Finally, Greece Has a Chance to Rebound
The agreement announced on Monday between Greece and its international creditors—consisting of the Eurogroup of finance ministers, the European Central Bank (ECB), and the International Monetary Fund—is good for Greece. But the process has been detrimental for Europe and for the euro.
Greece is now committed to accomplishing in a couple of months most of the reforms it has refused to put in place over the last five years, since the first program imposed by the creditors in return for financing was agreed in May 2010. If done credibly and with political ownership, Greece has a shot at recovering confidence among investors and business owners that restores growth in a sustainable manner. On the other hand, in many ways we are back to 2010, unfortunately, with Greece needing to frontload reforms and regain credibility sufficient to restore market access. But the hole in which the Greek economy finds itself is so big that the economy could rebound strongly if the program is implemented well.
The main elements of the deal, reached after days of bargaining and a final all-nighter in Brussels, include loans of €86 billion, a short-term economic stimulus plan for Greece, and the promise of at least some debt forgiveness in the future in return for tough measures to be approved by Athens—including pension cuts, tax increases, international oversight, and possibly a sweeping privatization program to pay off some of the country's debts. Prime Minister Alexis Tsipras has been told that he must win parliamentary approval for the deal by Wednesday, July 15.
For all its tough terms, however, politically Greece is in a better position today than at any time in the last five years. The hawkish leftist party of Syriza is mostly out of the picture. Former Finance Minister Yanis Varoufakis is gone and the dialogue with Europe has been restored. Former Prime Minister Antonis Samaras is gone as opposition leader, opening the door to a renewal of political leadership in Greece. The political churn has come full circle. There is now a broad political agreement on doing whatever it takes to stay in the euro. If the Greek parliament approves the program, as expected, it will deliver a majority to engage with the "troika" of creditors for the first time. Tsipras is in a position to lead a new governing coalition that, however unstable, will hopefully get things done for a while.

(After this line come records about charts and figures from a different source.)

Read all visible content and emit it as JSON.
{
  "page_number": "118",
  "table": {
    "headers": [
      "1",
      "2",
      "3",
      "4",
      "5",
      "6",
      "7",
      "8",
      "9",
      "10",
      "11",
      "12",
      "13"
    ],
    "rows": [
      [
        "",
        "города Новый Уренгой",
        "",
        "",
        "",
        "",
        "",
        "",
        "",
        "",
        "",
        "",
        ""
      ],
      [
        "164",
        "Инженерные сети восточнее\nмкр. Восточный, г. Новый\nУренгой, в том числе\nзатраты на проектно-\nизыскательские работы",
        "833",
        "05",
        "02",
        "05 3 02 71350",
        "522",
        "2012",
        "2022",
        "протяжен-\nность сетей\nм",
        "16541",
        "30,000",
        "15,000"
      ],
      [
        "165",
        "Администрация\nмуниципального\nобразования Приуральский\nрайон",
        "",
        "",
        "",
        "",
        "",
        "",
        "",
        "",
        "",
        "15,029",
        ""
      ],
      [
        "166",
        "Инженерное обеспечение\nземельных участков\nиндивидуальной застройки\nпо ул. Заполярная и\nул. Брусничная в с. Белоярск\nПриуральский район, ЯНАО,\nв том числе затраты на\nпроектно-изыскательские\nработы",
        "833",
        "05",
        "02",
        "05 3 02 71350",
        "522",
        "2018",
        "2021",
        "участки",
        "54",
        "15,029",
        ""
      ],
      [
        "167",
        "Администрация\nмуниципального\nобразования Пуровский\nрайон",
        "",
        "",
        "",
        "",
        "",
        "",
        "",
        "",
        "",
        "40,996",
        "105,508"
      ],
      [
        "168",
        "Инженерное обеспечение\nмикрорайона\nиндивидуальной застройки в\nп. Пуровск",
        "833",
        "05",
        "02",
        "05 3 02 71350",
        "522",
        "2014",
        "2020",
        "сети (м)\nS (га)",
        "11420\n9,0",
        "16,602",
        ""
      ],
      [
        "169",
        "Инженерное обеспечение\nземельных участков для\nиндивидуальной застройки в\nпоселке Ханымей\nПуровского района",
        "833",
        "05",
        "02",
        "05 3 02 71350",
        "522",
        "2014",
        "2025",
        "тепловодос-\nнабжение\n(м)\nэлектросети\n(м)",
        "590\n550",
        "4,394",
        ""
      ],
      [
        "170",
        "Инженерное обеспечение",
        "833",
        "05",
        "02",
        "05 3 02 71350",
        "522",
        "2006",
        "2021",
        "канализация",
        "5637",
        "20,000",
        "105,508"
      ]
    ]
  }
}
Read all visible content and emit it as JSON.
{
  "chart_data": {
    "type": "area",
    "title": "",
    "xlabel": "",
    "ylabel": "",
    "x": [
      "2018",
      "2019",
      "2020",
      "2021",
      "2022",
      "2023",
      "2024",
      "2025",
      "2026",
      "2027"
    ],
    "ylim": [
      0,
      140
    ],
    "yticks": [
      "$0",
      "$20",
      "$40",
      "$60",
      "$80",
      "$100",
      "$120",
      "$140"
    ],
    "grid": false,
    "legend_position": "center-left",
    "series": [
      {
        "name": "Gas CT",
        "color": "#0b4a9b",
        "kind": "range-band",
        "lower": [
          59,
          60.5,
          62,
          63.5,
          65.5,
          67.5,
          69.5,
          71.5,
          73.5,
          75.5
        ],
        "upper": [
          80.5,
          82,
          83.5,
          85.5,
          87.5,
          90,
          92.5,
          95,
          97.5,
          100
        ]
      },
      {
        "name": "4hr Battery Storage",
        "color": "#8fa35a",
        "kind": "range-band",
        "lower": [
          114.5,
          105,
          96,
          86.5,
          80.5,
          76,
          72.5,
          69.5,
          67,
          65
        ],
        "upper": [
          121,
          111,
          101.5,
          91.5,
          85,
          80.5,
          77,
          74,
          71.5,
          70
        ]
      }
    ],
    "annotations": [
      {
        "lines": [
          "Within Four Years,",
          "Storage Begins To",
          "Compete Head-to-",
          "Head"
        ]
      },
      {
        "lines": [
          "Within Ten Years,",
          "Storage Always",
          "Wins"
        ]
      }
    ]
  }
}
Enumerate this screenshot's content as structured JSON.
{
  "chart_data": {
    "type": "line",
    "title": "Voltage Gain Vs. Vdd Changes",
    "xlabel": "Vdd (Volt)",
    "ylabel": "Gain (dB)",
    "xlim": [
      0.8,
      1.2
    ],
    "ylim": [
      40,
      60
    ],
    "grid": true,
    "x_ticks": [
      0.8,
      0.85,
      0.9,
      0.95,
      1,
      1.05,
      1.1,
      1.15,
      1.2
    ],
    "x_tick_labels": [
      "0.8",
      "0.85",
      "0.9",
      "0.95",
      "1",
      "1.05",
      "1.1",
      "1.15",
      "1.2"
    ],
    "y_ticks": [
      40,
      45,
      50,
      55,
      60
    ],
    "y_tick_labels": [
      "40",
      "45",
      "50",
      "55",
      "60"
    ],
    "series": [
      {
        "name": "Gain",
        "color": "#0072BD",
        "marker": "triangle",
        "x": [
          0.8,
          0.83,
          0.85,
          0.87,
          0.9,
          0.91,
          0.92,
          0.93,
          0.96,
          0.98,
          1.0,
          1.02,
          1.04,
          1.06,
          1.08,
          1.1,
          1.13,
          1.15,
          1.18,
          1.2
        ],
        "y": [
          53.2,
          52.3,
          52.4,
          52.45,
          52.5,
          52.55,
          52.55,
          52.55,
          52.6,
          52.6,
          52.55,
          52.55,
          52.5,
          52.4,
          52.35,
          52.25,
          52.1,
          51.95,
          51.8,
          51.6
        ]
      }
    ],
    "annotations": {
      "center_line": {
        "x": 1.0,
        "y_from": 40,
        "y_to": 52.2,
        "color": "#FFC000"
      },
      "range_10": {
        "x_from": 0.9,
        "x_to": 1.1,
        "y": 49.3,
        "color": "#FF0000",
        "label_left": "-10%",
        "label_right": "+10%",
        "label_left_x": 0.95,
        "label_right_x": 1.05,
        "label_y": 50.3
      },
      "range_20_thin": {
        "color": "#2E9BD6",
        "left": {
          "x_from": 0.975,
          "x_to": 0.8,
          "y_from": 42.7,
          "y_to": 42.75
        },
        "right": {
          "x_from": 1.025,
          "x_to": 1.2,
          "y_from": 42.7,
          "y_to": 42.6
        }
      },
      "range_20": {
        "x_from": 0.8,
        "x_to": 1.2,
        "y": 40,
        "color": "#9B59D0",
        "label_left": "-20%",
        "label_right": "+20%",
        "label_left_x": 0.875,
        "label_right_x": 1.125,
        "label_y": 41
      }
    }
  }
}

If the Greek government shows ownership of the process and effectively implements all the prior actions required in the agreement, there will be OSI (official sector involvement, mostly a rescheduling of the official European debt with longer grace periods and maturities) by the year's end. In addition, if all goes well, Greek bonds will be eligible for the ECB's quantitative easing program of bond purchases, which should lower interest rates on Greek debt. This could create a policy mix of mildly tight fiscal policy (the path of primary surpluses has not been specified yet, though, and it may depend on the political commitment the Greek government shows: more commitment, less tightening), easier monetary policy and financial conditions, and reforms. Finally Greece will have a well-designed program, even if this happy result followed a messy process. The key reason why Greece's earlier program led to such a large decline in growth was not simply that the deficit was massively reduced; the decline also resulted from the tightening of monetary conditions. A combination of tighter fiscal and monetary policies created a much bigger multiplier for deficit reductions on growth. This mistake is being avoided now.
The tumultuous and confusing process that has led to the latest agreement has been very negative for the euro because it has ended the impression of the irreversibility of the euro. When German Finance Minister Wolfgang Schäuble decided to use Grexit as a negotiating tool, he killed the euro as we know it. This is as important, potentially, as the Deauville declaration that opened the door to pricing debt restructuring in periphery bonds and sharply tightened financial conditions. From now on, markets will have to incorporate the possibility of a euro exit as a plausible scenario, whenever there is a crisis in the euro area. This development could have unpredictable negative consequences in the future. One day the Eurogroup will come to regret it.
The process has looked much worse than it has been in reality, but Europe has never been good at public relations. The 19 countries in the euro area create a cacophony difficult to control. However, some US commentators, such as Jeffrey Sachs, have got to the point of comparing European policymaking to the United States in 1781, prior to the adoption of the US Constitution in 1787 (see here), arguing that Europe lacked a strong executive branch that could offset national politicians caring about national interests, rather than about European welfare. That seems a gratuitous comparison; he seems to have forgotten that the US Congress almost killed the global economy with the first failed vote in Congress on the bank bailout fund known as TARP (for Troubled Asset Relief Program), all due to the petty domestic issues of opponents. That was five years ago, not 234 years ago. But it is also true that Minister Schäuble has finally lived up to the US Tea Party standard and threatened the stability of the euro by prioritizing his personal and domestic political interests over the welfare of the euro area.
There is no question that the tone of the negotiation since the referendum should have been softer on the European side. Germany did not seem to know when to just declare victory and let it go. France has emerged as the reasonable leader, flanked by Italy. But it should also not be forgotten that most of Greece's pain is self-inflicted. Most of the blame lies with Tsipras' government, for having adopted such a confrontational attitude from the moment he started in office, refusing to play by the rules of engagement of the euro area. One cannot be a member of a club without following the rules of the club. The result is that now the Greek economy has to start the healing process all over again, five years later.